Он шел и все глядел на бледное зарево, и то неясное, что шевельнулось в нем, начало обретать теперь вполне реальную суть, и Меркулов отчетливо понял, что ему нужно именно ломать себя вот так, как минуту назад он переломил в себе нежелание выйти из дома в холодное утро… Он возвратится к своему делу, без которого не представлял себе жизни, и душой обернется к жене, к дочери — в нем уже начинала действовать невольно усвоенная им мера, с которой должно вершить суд над собой и над всем, что тебя окружает, — мера добра. Все, что мучило его ночью, пока он не заснул коротким тревожным сном, уходило теперь, он весь как бы зачинался вновь в этом ощущении встающего над землей ясного весеннего утра.
В далеком зареве огней был для Меркулова некий символ, и все, что вошло в него здесь, в Амбе, говорило ему: жизнь идет вперед, потому что в ней преобладают законы, движущие ее, и человек не может стоять в стороне от этого непрестанного движения…
Он спускался с угора к протоке, пропастно чернеющей между припорошенных снежной крупкой берегов; далеко разносились его сдерживаемые на крутой тропе шаги, весло шурхало в побитой изморозью сухой светлой траве. Ожидание предстоящей охоты томительно и властно входило в Меркулова.
Обласки с бортами, тоже светлыми от изморози, зовуще ждали на черной воде.
4
Меркулов услышал осторожное поскребывание весла о борт и, уже зная, что подплывает Николай, посмотрел в ту сторону, увидел его небольшую ладную фигуру, слитую с обласком. Лодка медленно и ровно шла вдоль берега к скрадку, слегка ныряя носом от движения весла; вот эта слитность, удобность Николаевой посадки всегда восхищала Меркулова — он еще никак не мог свыкнуться с тонкостенностью, скорлупочностью обласка и размещался в нем с некоторым страхом. Подсадная утка, завидев Николая, начала издавать утробные звуки, видимо, в предчувствии скорой обратной дороги домой и кормежки.

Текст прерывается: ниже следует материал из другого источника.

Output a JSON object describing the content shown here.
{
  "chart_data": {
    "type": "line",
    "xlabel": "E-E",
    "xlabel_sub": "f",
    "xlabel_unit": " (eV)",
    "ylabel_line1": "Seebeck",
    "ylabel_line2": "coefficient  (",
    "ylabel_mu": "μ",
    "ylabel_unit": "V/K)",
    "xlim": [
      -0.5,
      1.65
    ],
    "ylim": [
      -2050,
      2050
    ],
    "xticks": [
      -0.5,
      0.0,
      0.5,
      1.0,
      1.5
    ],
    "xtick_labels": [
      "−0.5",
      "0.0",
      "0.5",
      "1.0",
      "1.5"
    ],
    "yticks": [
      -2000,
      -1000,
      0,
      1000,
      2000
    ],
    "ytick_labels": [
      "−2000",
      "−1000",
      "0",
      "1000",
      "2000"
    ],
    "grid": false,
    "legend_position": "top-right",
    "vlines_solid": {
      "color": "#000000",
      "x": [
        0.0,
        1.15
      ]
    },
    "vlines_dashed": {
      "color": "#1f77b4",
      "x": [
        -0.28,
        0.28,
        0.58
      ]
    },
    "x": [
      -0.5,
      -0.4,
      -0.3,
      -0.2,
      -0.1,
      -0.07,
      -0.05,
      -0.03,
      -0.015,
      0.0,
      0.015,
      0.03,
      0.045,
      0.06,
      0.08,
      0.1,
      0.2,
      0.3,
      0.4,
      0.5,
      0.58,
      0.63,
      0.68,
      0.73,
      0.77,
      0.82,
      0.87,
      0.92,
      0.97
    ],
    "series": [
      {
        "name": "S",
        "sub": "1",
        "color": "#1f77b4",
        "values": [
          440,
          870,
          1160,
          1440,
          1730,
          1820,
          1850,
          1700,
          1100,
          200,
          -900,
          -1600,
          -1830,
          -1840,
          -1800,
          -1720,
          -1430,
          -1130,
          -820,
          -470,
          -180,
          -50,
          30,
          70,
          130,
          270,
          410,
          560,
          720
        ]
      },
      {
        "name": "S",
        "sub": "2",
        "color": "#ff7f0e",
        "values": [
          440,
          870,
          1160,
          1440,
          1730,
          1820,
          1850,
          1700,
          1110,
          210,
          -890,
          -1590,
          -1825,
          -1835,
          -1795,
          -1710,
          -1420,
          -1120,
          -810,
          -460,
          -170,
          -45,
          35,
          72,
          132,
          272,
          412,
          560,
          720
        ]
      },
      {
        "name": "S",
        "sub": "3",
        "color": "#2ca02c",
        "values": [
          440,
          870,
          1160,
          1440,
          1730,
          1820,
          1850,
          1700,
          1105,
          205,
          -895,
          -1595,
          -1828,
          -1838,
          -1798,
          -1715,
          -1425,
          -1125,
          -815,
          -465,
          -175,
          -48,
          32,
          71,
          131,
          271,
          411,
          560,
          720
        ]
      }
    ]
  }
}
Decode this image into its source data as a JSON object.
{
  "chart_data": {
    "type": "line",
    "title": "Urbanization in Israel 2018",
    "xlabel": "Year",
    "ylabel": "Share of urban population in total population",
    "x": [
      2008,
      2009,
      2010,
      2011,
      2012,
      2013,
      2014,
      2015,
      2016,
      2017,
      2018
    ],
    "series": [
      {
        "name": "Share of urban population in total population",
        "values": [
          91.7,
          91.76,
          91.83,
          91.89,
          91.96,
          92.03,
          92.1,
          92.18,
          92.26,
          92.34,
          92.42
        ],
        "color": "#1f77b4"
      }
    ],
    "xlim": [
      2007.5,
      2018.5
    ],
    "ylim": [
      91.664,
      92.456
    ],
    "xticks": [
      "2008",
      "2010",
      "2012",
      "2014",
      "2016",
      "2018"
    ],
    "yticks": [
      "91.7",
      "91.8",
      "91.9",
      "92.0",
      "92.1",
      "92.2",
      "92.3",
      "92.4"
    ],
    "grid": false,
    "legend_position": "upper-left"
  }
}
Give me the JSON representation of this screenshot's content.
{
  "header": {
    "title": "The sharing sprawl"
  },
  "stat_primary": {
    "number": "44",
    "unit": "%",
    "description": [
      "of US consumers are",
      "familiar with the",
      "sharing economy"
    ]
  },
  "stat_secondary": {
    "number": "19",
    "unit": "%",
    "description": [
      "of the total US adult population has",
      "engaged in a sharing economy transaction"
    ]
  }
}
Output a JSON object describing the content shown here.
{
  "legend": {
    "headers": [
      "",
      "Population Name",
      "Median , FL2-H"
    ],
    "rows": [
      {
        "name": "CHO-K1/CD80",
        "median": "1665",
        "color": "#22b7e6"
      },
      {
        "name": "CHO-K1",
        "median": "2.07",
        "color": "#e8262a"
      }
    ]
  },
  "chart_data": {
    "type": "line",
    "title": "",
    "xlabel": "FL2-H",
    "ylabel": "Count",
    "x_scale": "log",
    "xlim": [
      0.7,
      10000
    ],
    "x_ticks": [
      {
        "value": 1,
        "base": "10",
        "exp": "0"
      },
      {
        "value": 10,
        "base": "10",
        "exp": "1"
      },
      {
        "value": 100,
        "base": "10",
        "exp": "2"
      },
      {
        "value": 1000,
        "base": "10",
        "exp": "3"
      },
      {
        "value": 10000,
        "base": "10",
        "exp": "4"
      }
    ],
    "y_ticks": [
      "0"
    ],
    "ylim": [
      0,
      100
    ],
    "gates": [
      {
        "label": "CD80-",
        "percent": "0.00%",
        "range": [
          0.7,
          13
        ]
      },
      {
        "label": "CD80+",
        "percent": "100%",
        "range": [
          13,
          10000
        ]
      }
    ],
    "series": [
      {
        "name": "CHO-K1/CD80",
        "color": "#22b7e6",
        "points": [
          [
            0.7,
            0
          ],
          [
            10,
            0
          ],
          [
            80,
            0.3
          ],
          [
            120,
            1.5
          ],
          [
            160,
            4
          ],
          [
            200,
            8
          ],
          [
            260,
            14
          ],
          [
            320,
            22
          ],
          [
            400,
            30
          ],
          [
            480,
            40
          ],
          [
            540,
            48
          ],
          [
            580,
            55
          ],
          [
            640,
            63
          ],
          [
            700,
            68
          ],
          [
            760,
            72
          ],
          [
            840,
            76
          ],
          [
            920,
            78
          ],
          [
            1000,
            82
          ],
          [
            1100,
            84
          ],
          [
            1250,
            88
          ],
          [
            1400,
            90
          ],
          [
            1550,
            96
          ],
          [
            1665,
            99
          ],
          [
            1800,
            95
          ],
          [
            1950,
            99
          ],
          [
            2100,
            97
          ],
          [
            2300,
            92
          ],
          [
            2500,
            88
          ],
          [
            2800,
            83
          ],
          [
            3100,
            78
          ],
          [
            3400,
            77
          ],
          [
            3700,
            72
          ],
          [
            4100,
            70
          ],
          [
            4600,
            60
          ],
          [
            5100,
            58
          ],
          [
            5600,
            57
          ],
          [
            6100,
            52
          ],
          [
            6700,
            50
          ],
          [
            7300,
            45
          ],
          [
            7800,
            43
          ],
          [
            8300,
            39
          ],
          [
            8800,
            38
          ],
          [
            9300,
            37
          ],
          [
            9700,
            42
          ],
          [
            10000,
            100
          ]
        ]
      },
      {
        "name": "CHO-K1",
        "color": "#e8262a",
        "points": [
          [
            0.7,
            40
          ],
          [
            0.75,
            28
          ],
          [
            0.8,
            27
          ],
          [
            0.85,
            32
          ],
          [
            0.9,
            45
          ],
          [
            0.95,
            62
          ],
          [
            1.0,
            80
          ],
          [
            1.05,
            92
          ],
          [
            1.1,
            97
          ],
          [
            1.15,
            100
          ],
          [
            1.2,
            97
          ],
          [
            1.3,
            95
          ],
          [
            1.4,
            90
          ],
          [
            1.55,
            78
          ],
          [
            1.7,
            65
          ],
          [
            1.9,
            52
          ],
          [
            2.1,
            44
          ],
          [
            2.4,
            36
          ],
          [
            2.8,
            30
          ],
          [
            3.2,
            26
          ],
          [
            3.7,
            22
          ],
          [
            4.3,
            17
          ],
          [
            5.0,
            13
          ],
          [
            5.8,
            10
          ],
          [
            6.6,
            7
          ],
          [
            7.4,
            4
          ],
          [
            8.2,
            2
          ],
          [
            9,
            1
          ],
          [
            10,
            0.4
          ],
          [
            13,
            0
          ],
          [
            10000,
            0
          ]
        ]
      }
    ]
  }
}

Хорошая выдалась заря, хоть и померз Меркулов основательно. Два кряковых селезня и три гогля висели в скрадке на удавке, прицепленной к огрузшему от тяжести уток колышку. Селезней Меркулов взял из-под подсадной, причем одного влет, когда тот, почуяв недоброе, тяжело взмыл с воды; а гогли целой стаей, с характерным звоном спланировав под низким углом, кучно врезались в заплясавшие чучела; и, сдуплетив, Меркулов увидел, что две утки недвижно лежали, перевернувшись на спинки, а одна крутится на боку, часто загребая лапками. И Меркулов полоснул по ней, накрыл еще одним выстрелом.
Николай издали вопросительно улыбался Меркулову, не рискуя спросить его, как дела. И Меркулов тоже улыбнулся ему, поняв этот вопросительный взгляд, даже подмигнул, не сдержавшись от овладевшего им сознания охотничьей удачи. То суетное и тупое, что теснилось в нем ночью, совсем ушло сейчас, и в душе было по-утреннему чисто. Николай разогнал лодку, влетел на низкий, в сухой осоке бережок, подошел, увидел тяжелую связку уток — черный, с зеленью, белый, оранжево-красный цвета густо и празднично пятнали их, — одобрительно пощелкал языком. («Дроздочек», — вспомнил Меркулов Грунино ласковое слово.)
— Вот это я понимаю! Взял ты свое, Михалыч, молодцом!
Меркулов пытался принять безразличное выражение лица.
— Ну, что, Михалыч, я термос твой прихватил, попьем чайку да по озерам пробежим.
— Можно и по озерам, — согласился Меркулов.
Когда он взял дуплетом трех гоглей, тут же решил: хватит, больше ни одного выстрела. И теперь он согласился с предложением Николая, просто чтобы последний раз в эту весну вобрать в себя бездонность светящегося в солнце неба, снеговой запах, идущий от земли. Перед глазами его на том берегу золотисто и голубовато кудрявились ветлы, а где-то рядом на одной ноте тихо позванивала синица, и от этого что-то тихое и медовое обволакивало его, и хотелось, чтобы это продлилось подольше.
— Там Груня уже хлопочет, праздничный обед соображает.
— А с утками-то как? — спохватился Меркулов. — Надо бы и их к обеду.
— Ну, утки! Уток ты домой повезешь.
— Домой? — почему-то переспросил Меркулов. — Домой… — добро усмехнулся он.
— А как же, Михалыч! Груня пирог с палтусом готовит, свое коронное блюдо. Хорошая рыба палтус, да и надоела своя, нам теперь подавай заморской! Я, как Тольку-то провожал, захватил в Колымани, Груня наказывала. У нее пироги выходят — пальчики оближешь.